L’ultimo assegno di fine mandato, in ordine di tempo, è stato liquidato giovedì a Ferro Fini. Dopo essere decaduta da consigliere regionale in conseguenza della condanna per le spese elettorali, l’assessore uscente (e ricandidata) Isi Coppola potrà intanto incamerare la buonuscita, dopodiché chi vivrà vedrà se davvero i futuri componenti dell’assemblea manterranno le promesse elettorali degli aspiranti governatori, che in questi giorni si sono tutti impegnati ad intervenire anche retroattivamente sui costi della politica.
Di sicuro sappiano, i prossimi inquilini del Palazzo, che sulla loro strada incroceranno 60 ex colleghi, determinati a difendere fino in fondo i propri diritti acquisiti: il 7 ottobre, infatti, approderà davanti al Tar del Veneto il maxi-ricorso contro il prelievo di solidarietà che ha temporaneamente ridotto i loro vitalizi.

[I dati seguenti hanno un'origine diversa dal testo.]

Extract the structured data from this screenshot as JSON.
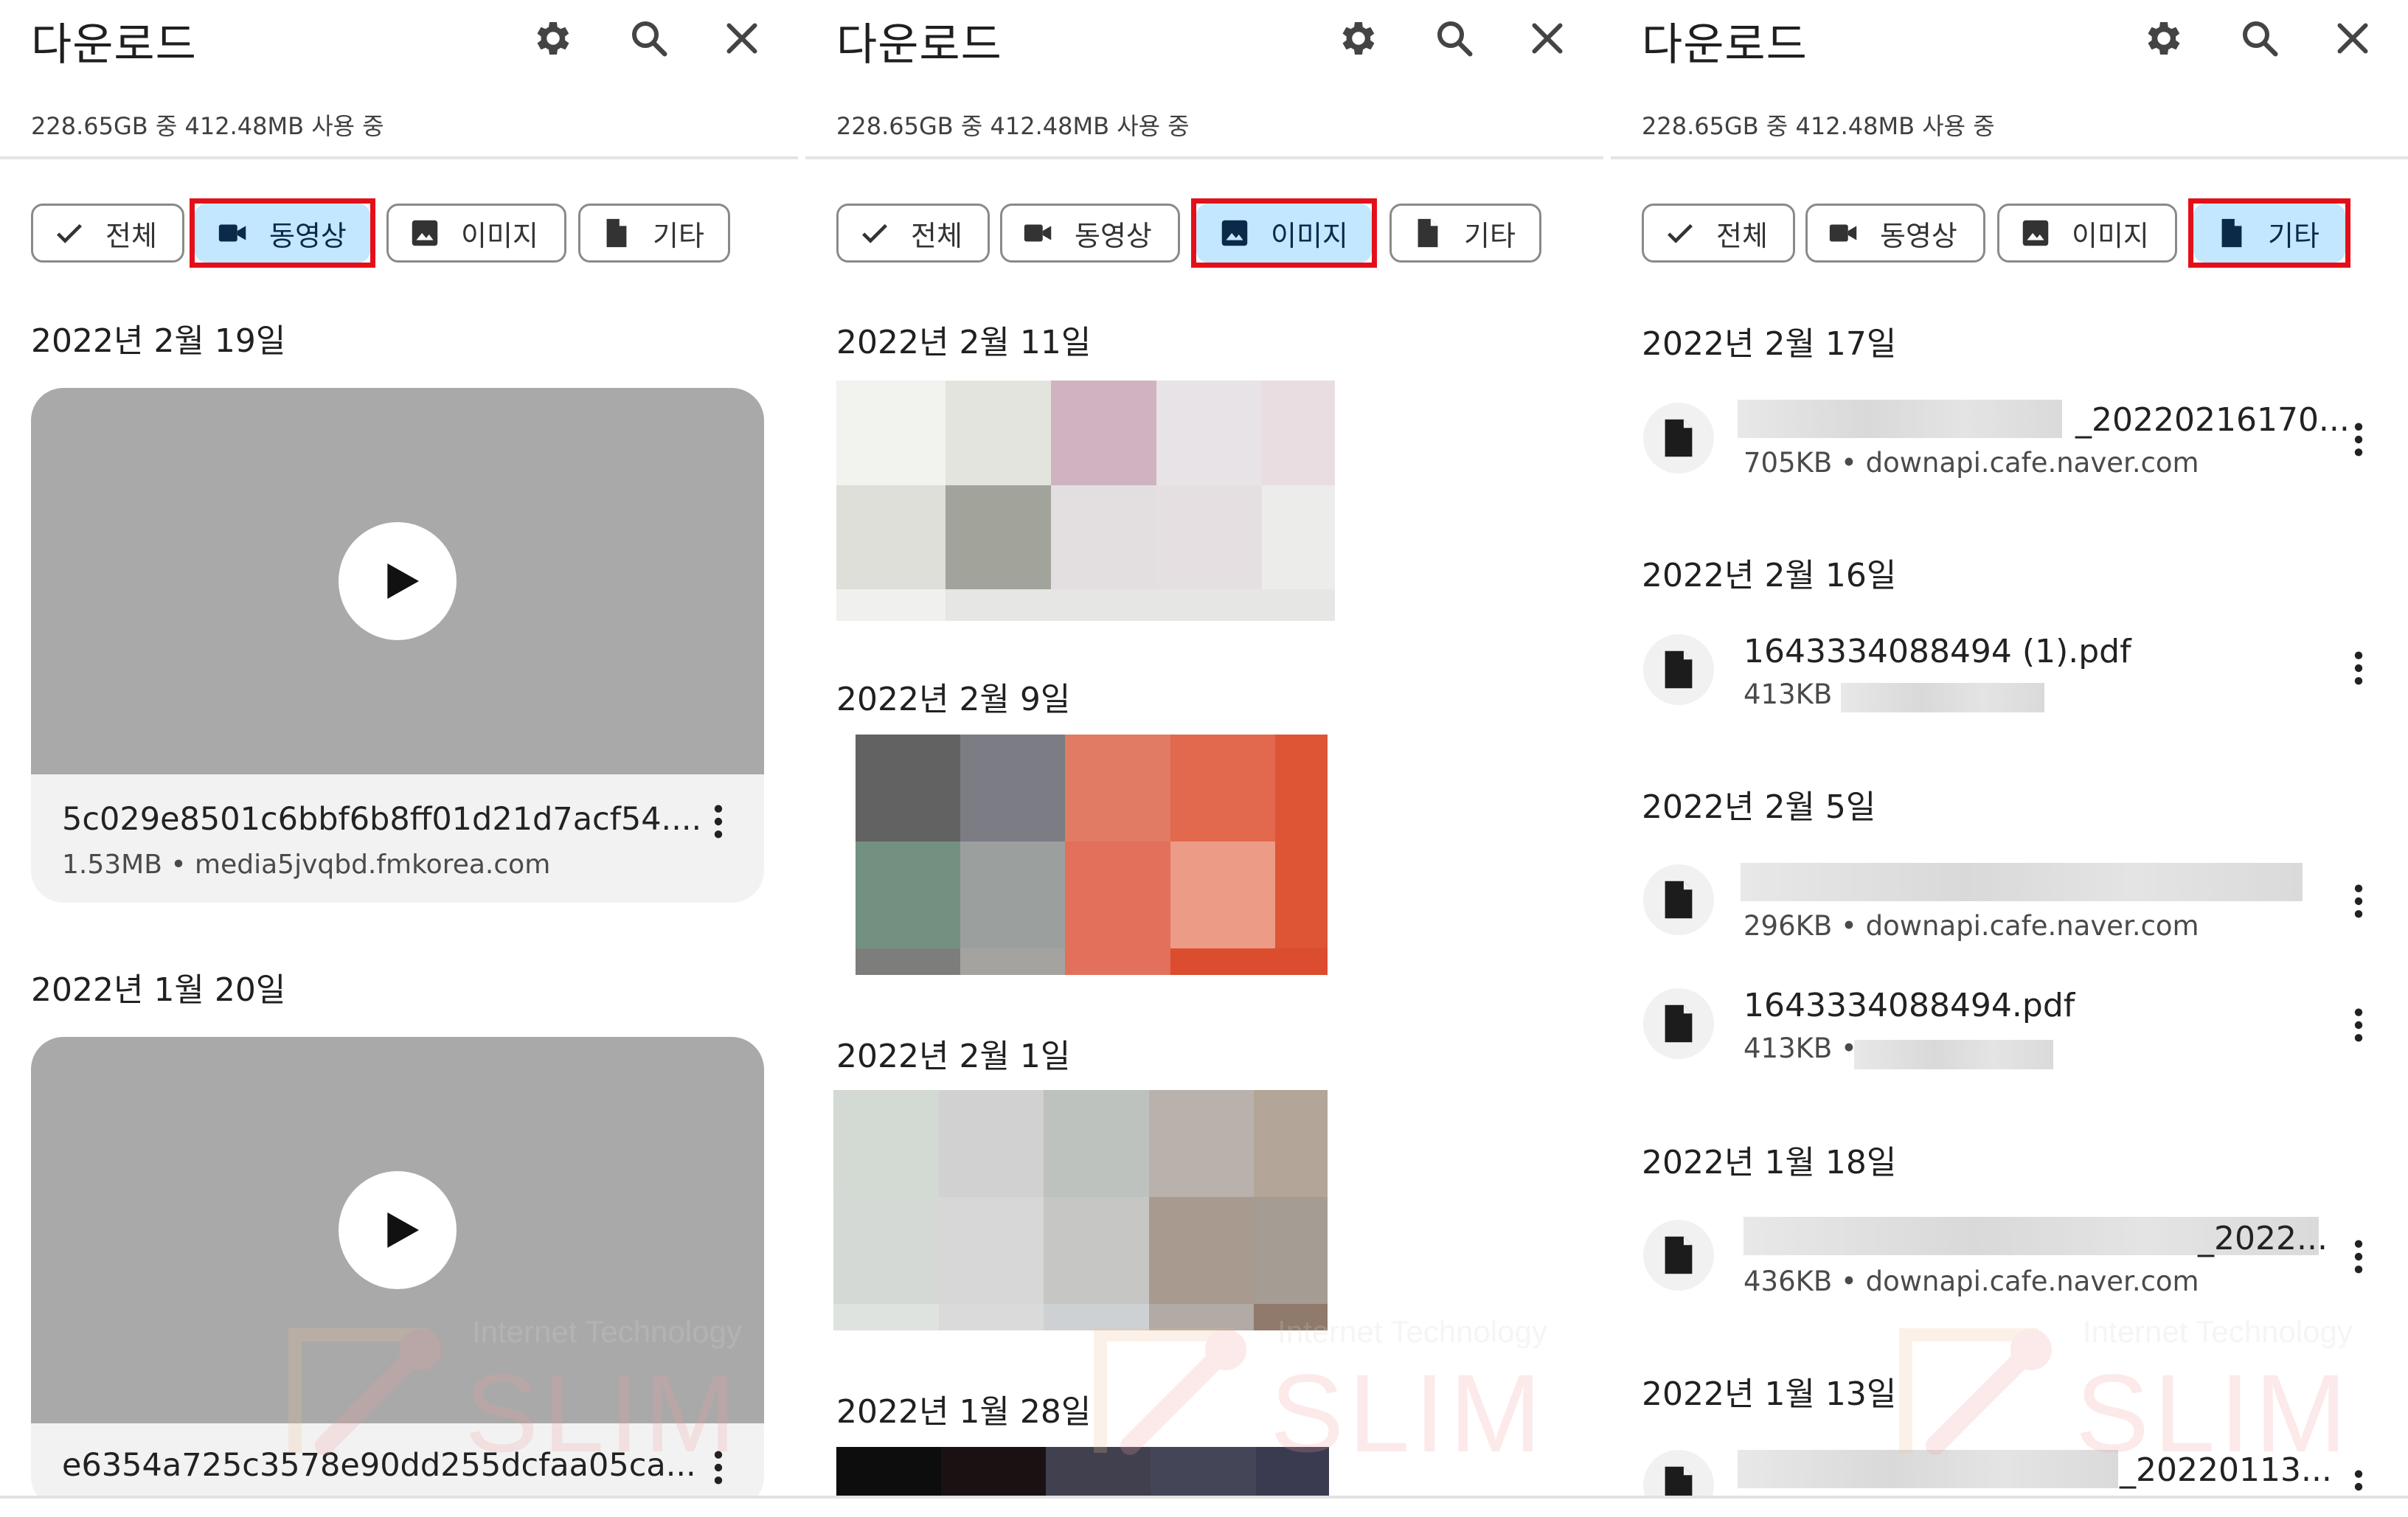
{
  "app": {
    "title": "다운로드",
    "storage": "228.65GB 중 412.48MB 사용 중"
  },
  "toolbar": {
    "icons": [
      "gear-icon",
      "search-icon",
      "close-icon"
    ]
  },
  "chips": {
    "all": "전체",
    "video": "동영상",
    "image": "이미지",
    "other": "기타"
  },
  "panels": {
    "video": {
      "active_chip": "video",
      "groups": [
        {
          "date": "2022년 2월 19일",
          "name": "5c029e8501c6bbf6b8ff01d21d7acf54....",
          "meta": "1.53MB • media5jvqbd.fmkorea.com"
        },
        {
          "date": "2022년 1월 20일",
          "name": "e6354a725c3578e90dd255dcfaa05ca..."
        }
      ]
    },
    "image": {
      "active_chip": "image",
      "groups": [
        {
          "date": "2022년 2월 11일"
        },
        {
          "date": "2022년 2월 9일"
        },
        {
          "date": "2022년 2월 1일"
        },
        {
          "date": "2022년 1월 28일"
        }
      ]
    },
    "other": {
      "active_chip": "other",
      "groups": [
        {
          "date": "2022년 2월 17일",
          "files": [
            {
              "name": "_20220216170...",
              "meta": "705KB • downapi.cafe.naver.com"
            }
          ]
        },
        {
          "date": "2022년 2월 16일",
          "files": [
            {
              "name": "1643334088494 (1).pdf",
              "meta": "413KB •"
            }
          ]
        },
        {
          "date": "2022년 2월 5일",
          "files": [
            {
              "name": "",
              "meta": "296KB • downapi.cafe.naver.com"
            },
            {
              "name": "1643334088494.pdf",
              "meta": "413KB •"
            }
          ]
        },
        {
          "date": "2022년 1월 18일",
          "files": [
            {
              "name": "_2022...",
              "meta": "436KB • downapi.cafe.naver.com"
            }
          ]
        },
        {
          "date": "2022년 1월 13일",
          "files": [
            {
              "name": "_20220113..."
            }
          ]
        }
      ]
    }
  },
  "watermark": {
    "logo": "SLIM",
    "tagline": "Internet Technology"
  },
  "colors": {
    "accent_chip": "#c2e7ff",
    "highlight_box": "#e3101a",
    "thumb_gray": "#a9a9a9"
  }
}
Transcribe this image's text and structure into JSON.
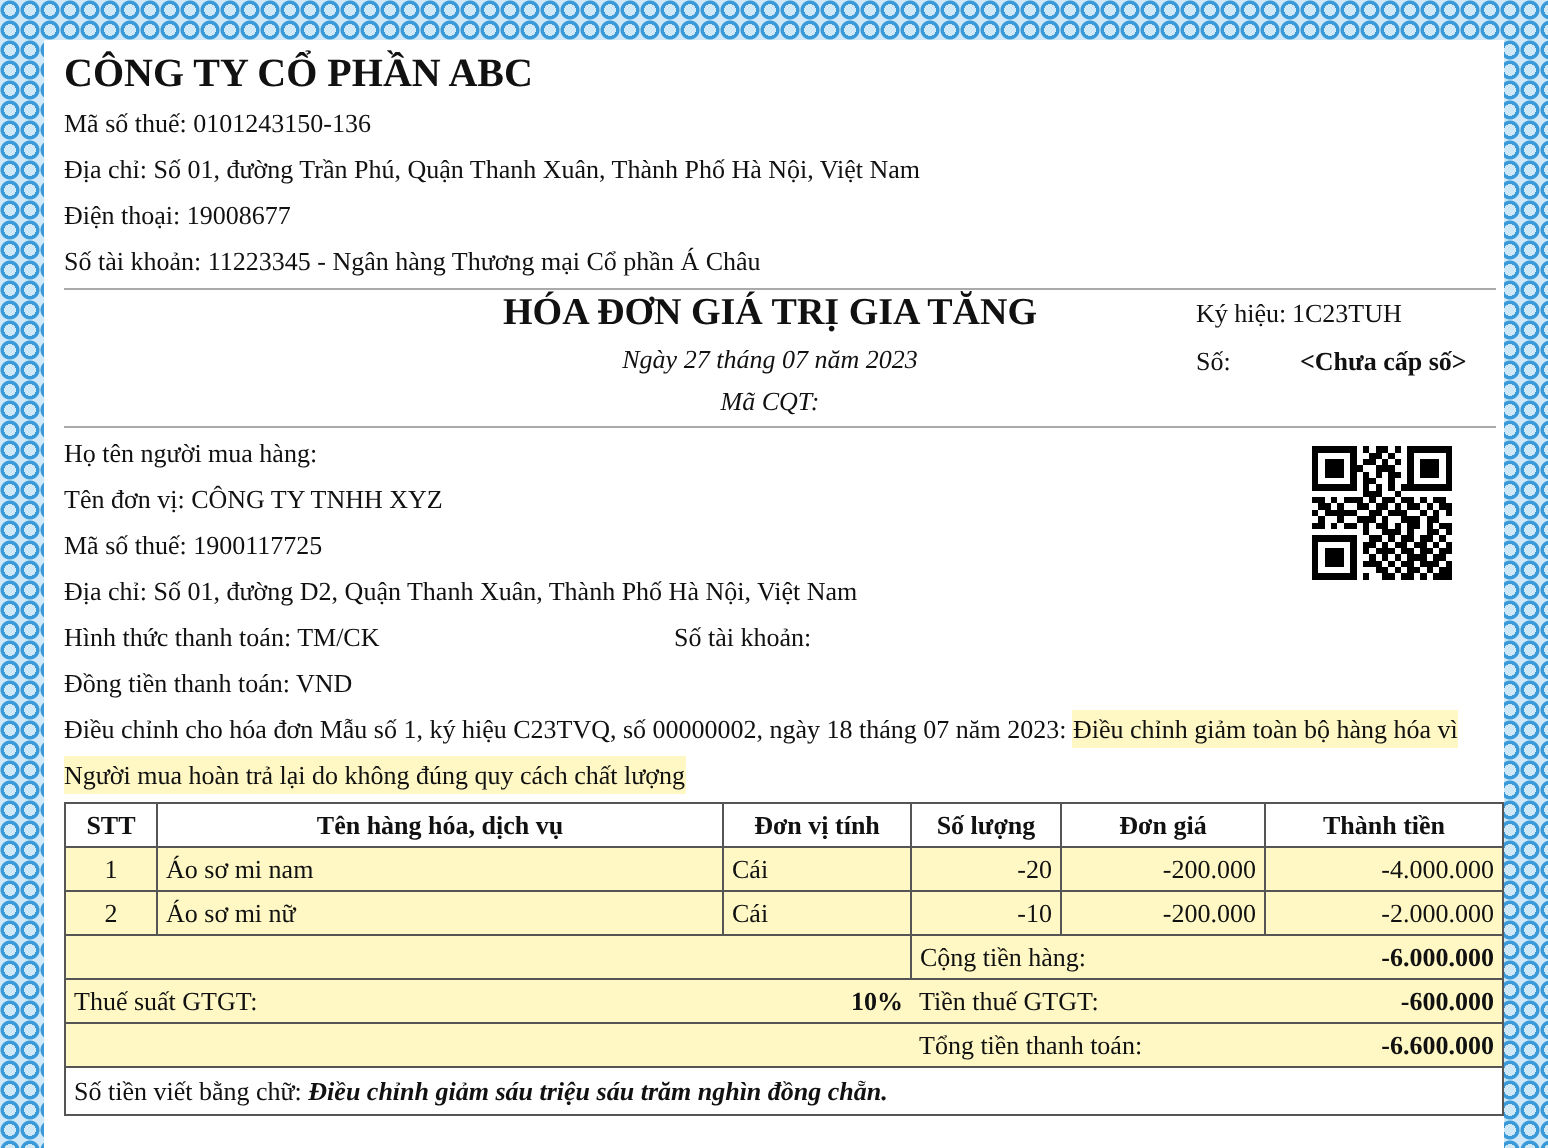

Tecnicamente si tratta dell’impugnazione della delibera 6 dell’ufficio di presidenza, licenziata lo scorso 27 gennaio in attuazione della legge regionale 43 del 23 dicembre 2014. La norma prevede che nel 2015 e nel 2016, dunque per un arco temporale limitato a due anni, le erogazioni ai consiglieri regionali in quiescenza vengano decurtate secondo questa gradualità: un taglio del 5% per gli assegni mensili fino a 2.000 euro, dell’8% tra 2.000 e 4.000, del 10% tra 4.000 e 6.000 e del 15% oltre i 6.000 euro. La disposizione stabilisce inoltre che, nel caso di cumulo con la pensione maturata al parlamento italiano o europeo, la sforbiciata raggiunga il 40%.
Una settimana fa il Tar del Lazio aveva dichiarato inammissibile l’istanza cautelare presentata dagli ex consiglieri di quella Regione su un altro aspetto dello stesso argomento, relativo in quel caso al provvedimento che innalza l’età pensionabile da 50 a 65 anni, «considerato che sussistono fondati dubbi in ordine alla giurisdizione del giudice amministrativo a decidere sulla controversia». Uno stop che a quanto pare non spaventa però i ricorrenti veneti, assistiti dall’avvocato Maurizio Paniz: «In quel caso si è trattato di una richiesta di sospensiva che non è stata accolta, e secondo me giustamente, perché non si profilava alcun rischio di danno grave ed irreparabile. Detto questo ci troviamo indubbiamente all’interno di una materia borderline, per la quale non è ancora chiaro se la competenza si radichi davanti al Tribunale amministrativo regionale, al giudice ordinario o alla Corte dei conti. Ad ogni modo sarà l’aula la sede opportuna per esporre argomentazioni delicate e difficili dal punto di vista legale».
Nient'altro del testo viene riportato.